First-time entrepreneurs who're out to raise their first or even subsequent rounds of funding don't always realise that they can (and should) do DD on their prospective investors, not just the other way around. Why don't they realise this?
The most obvious reason is the skewed balance of power. The entrepreneur wants money and the investor holds the purse strings. But is this really a skewed balance of power? It really depends on who the specific parties are. A strong entrepreneur who has a good investment opportunity to offer and several interested investors can certainly shift the balance back in his favour. (This has been most obvious in Silicon Valley in the recent past, where super-star entrepreneurs raise money at valuations unheard of in Asia.)
Another somewhat related reason for entrepreneurs' diffidence is the unwritten but widespread belief that investors are omniscient super-beings who are above question. That's one big reason why MBA grads, senior guys in operating roles, and even investment bankers clamour to move to investing roles. Nonsense. Just as there are good and crappy entrepreneurs, engineers, journalists and marketing professionals, there are good and crappy investors too.
Ok, so you're convinced. You know the value of doing your homework on your investors. What questions should you be thinking about?
- Ask the investor straight out: what is your vision for my company? There is no right answer to this question, but the answer will tell you a lot about how this investor thinks, what her aspirations are for making this investment, whether she prefers to let you run the show on your own or sees herself getting involved, and so on. Whatever the answer may be, you will get some insight into how you will engage with each other in future. You can then decide whether there is congruence with your own expectations.
- Do I enjoy engaging with the investor? Does this person provide supportive feedback that also challenges me? Does this person complement the skills I already have available within my company and board of direectors?
- Who is doing the work of evaluating my company? Has the work been delegated to a junior employee? Or even an external consultant?
- Who is the actual person going to be involved with my company after the investment?
- Is the investor an employee of her firm or a partner with some influence and stake in her firm's success? This is less about the person's title than the responsibility given to her and her willingness and ability to assume these responsibilities.
- What do others say about this investor? This is a broad question that can cover several areas such as personality, influence, level of involvement with portfolio companies, and so on. You have to be careful what you find out as your sample size of responses is likely to be small. Treat this as one input among many.
- Does this firm have an eat-what-you-kill philosophy with individual investment partners responsible for their own successful or failed investments? Or are you likely to be working with more than one investment partner equally incentivised to make your company successful?

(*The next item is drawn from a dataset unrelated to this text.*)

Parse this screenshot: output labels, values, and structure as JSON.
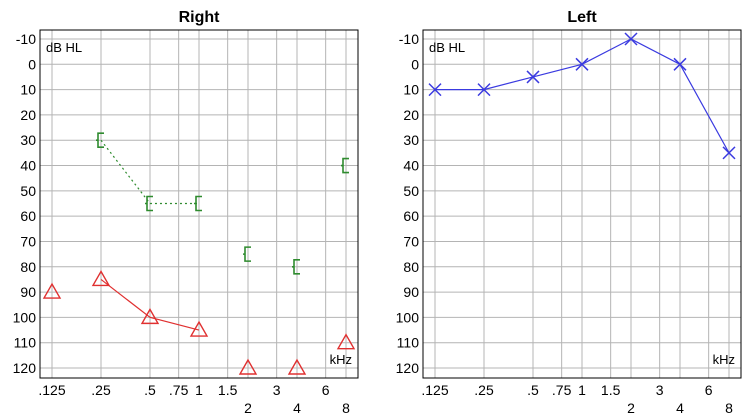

- What are this firm's ongoing reporting requirements? Do you need to hire a finance person just to create investor reports?
- Does this firm have a track record of making follow-on investments? If it does, do follow-ons typically happen in successful companies or in troubled ones?
The one question you don't see above is whether this investor has experience making investments in your specific sector. This is partly because, at least in the tech world, industry cycles move very quickly, and a five-year old investment may have little relevance to you today. More important, what matters more from your perspective is whether the investor has done her homework on your industry, has overseen investments in at least a few start-ups before yours and has evaluated at least several hundred firms in total. You're the expert in your industry sector, not your investor. The investor only (only!) needs to be good at helping you with the overall company-building process and everything that entails.